А как манили её всегда, сколько помнит она себя, чистая бумага, а главное, буквы и слова – их загадочная связь между собой, их жгучая тайна, скрывающая главный для человека смысл, не постигаемый большинством за всю жизнь. Буквы и сложенные из них письмена казались Анне такими же великими, как небесные тела — серебряные звезды на черном пергаменте ночи, белковые облака на синеве дневного небосклона, багрянец и золото заката на сиреневом холсте сумерек… Слова, сложенные в повесть лет, в поэму зим, грезились Анне с детства, она видела их внутренним взором, и они говорили ей о непостижимости и мощи Творца, о его благости и милости к бесчисленным живым существам, созданным им — как видимым человеческому глазу, так и незримым, населяющим океаны и моря, леса и долы, необъятные надземные области и столь же бездонные подземные чертоги.

Обо всём этом думала Анна в последние дни своей многотрудной жизни, за которую она благодарила Создателя, но… Мечта написать книгу жила вопреки всему. Жила как будто сама по себе, независимо от женщины. Это было похоже на беременность, только иного, духовного свойства. Она вынашивала этот плод всю жизнь, часто со стыдом, все свои восемьдесят с лишним лет, но так и не родила его. Не успела? Или не было на то вышней воли?

Смерти Анна не страшилась. Пока она еще могла рассуждать, ее мысли текли примерно так: жизнь человеку даётся: он ее чувствует, осязает и наблюдает, потому может описать и потрогать. Смерть же человеку не дана. Он способен лишь представлять ее себе, воображать, но это всего лишь его придумки, не больше. Какова смерть на самом деле, не дано знать никому. Но неужели вместе с ней пропадет и исчезнет втуне всё, что собирала Анна в своей сердечной копилке, что помнила клетками тела, что хотела поведать потомкам? Вина ли это ее или просто прихоть и блажь, искушение разума, не желавшего погаснуть навсегда?

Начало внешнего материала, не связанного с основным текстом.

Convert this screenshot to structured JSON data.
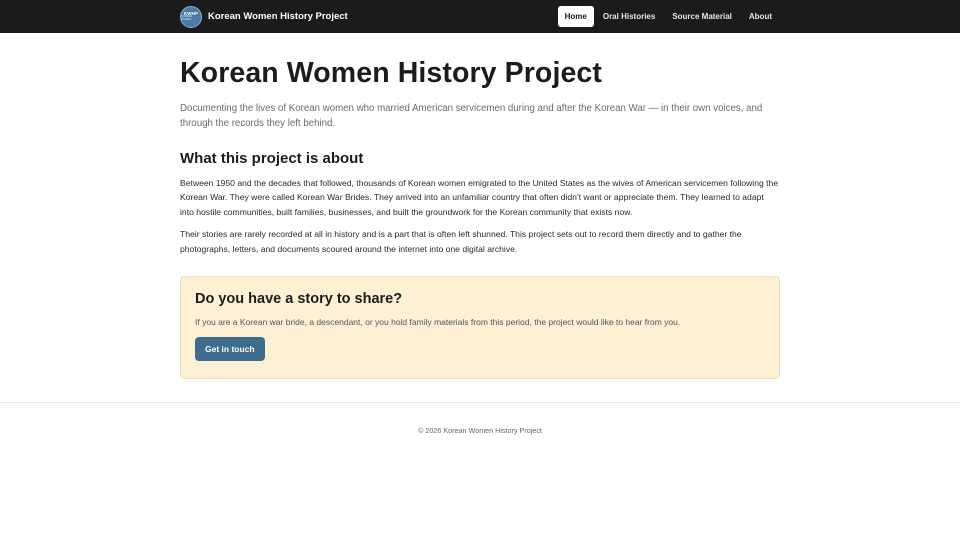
{
  "header": {
    "logo_text": "KWHP",
    "logo_subtext": "KOREAN WOMEN",
    "brand": "Korean Women History Project",
    "nav": [
      {
        "label": "Home",
        "active": true
      },
      {
        "label": "Oral Histories",
        "active": false
      },
      {
        "label": "Source Material",
        "active": false
      },
      {
        "label": "About",
        "active": false
      }
    ]
  },
  "main": {
    "title": "Korean Women History Project",
    "lede": "Documenting the lives of Korean women who married American servicemen during and after the Korean War — in their own voices, and through the records they left behind.",
    "about_heading": "What this project is about",
    "about_paragraphs": [
      "Between 1950 and the decades that followed, thousands of Korean women emigrated to the United States as the wives of American servicemen following the Korean War. They were called Korean War Brides. They arrived into an unfamiliar country that often didn't want or appreciate them. They learned to adapt into hostile communities, built families, businesses, and built the groundwork for the Korean community that exists now.",
      "Their stories are rarely recorded at all in history and is a part that is often left shunned. This project sets out to record them directly and to gather the photographs, letters, and documents scoured around the internet into one digital archive."
    ],
    "callout": {
      "heading": "Do you have a story to share?",
      "text": "If you are a Korean war bride, a descendant, or you hold family materials from this period, the project would like to hear from you.",
      "button": "Get in touch"
    }
  },
  "footer": {
    "text": "© 2026 Korean Women History Project"
  },
  "colors": {
    "navbar": "#1b1b1b",
    "callout_bg": "#fdf0d4",
    "button": "#3f6b8c"
  }
}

И еще о многом думала Анна – о том, как далеки бывают друг от друга намерения и поступки людей, как обыкновенно разводит их в сторону слабость человеческая и промысел Божий. Нет, она не роптала на судьбу за то, что ей, образованной, впитавшей с молоком матери грамотность, помнившей уклад зажиточного отчего дома, с пышными праздниками, с именинами, с чтением книг и журналов «Нива» по вечерам, с обязательными поездками в церковь по воскресеньям и раздачей милостыни бедным, пришлось отказаться от многих своих — если не от всех — «барских» привычек. Выходя замуж, Анна отчётливо осознавала – с Фёдором ее ждёт жизнь простой крестьянки с ее не имеющими конца-края трудами и лишениями. Какие там журналы… Но была юная любовь. К тому же отец Анны погиб при загадочных обстоятельствах на дальней мельнице, когда ей еще не исполнилось шестнадцати. Вскоре слегла от чахотки мать, подступила нужда. Выбирать женихов уже не приходилось – ни ей, ни остальным сестрам. Старшая, угловатая и болезненно застенчивая, неожиданно для всех ушла пешком в Оптинскую пустынь, и с тех пор никаких вестей от неё не приходило. Ее сутуловатая фигурка и огромные, словно укоряющие глаза, не оставляли Анну всю жизнь. «Пусть её – молвил тогда прозорливый приходской священник, — России молитвенники скоро ох как понадобятся!»

Анна вспоминала обо всем этом, пока могла. Составляла эти картинки в одно большое лоскутное одеяло, сшивала цыганской иглой, будто и впрямь книгу складывала, по частям и главам. И просила прощения у Бога, что имела и до сих пор не изжила в себе это дерзкое желание, вопреки своей природной скромности. Что посмела думать и мечтать о таком деянии…

Потом сознание Анны стало размываться, ей уже не удавалось собрать его в одно место перед собой и придать ему форму связной мысли. Оно расползалось как тесто из бадьи для заквашивания, текло по широкой столешнице кухонного деревянного стола, стекало на некрашеный пол и устремлялось дальше — за невысокий порожек, на стоптанное посередке крыльцо, туда, где страницами огромной Книги простирались бурые поля и темно-синие таежные леса, неохватные глазом… Да и глаза умирающей были уже закрыты. То, что стремилось вдаль, к любезной сердцу, пусть и не вечной, пусть и обманчивой природе, наверное, и было самим сердцем Анны, истончившимся донельзя, но поистине способным обнять и согреть собой всё-всё на этом Божьем свете. Всё, что когда-либо страдало и страдает сейчас, яростно борется и падает в бессилии, плачет и надеется, и улыбается сквозь слёзы…

Но слух оставался при ней, оказавшись самым надежным органом чувств, он как будто даже обострился с утерей способности говорить и мыслить. И Анна слышала всхлипы рядом с собой, трагический шёпот «Отходит» и другие положенные в такой час слова и звуки. А еще она со слабым удивлением различила среди этих звуков голоса сыновей — Ванятки и Мишани, не вернувшихся с великой отечественной. Но почему-то это были совсем детские голоса, тоненькие, и в них звенела ничем не омраченная ребячья радость… И этот звон больше не утихал, мелким колокольчиком выводя нежную и вроде даже знакомую мелодию. Где же она слыхала ее? Ох, не вспомнить…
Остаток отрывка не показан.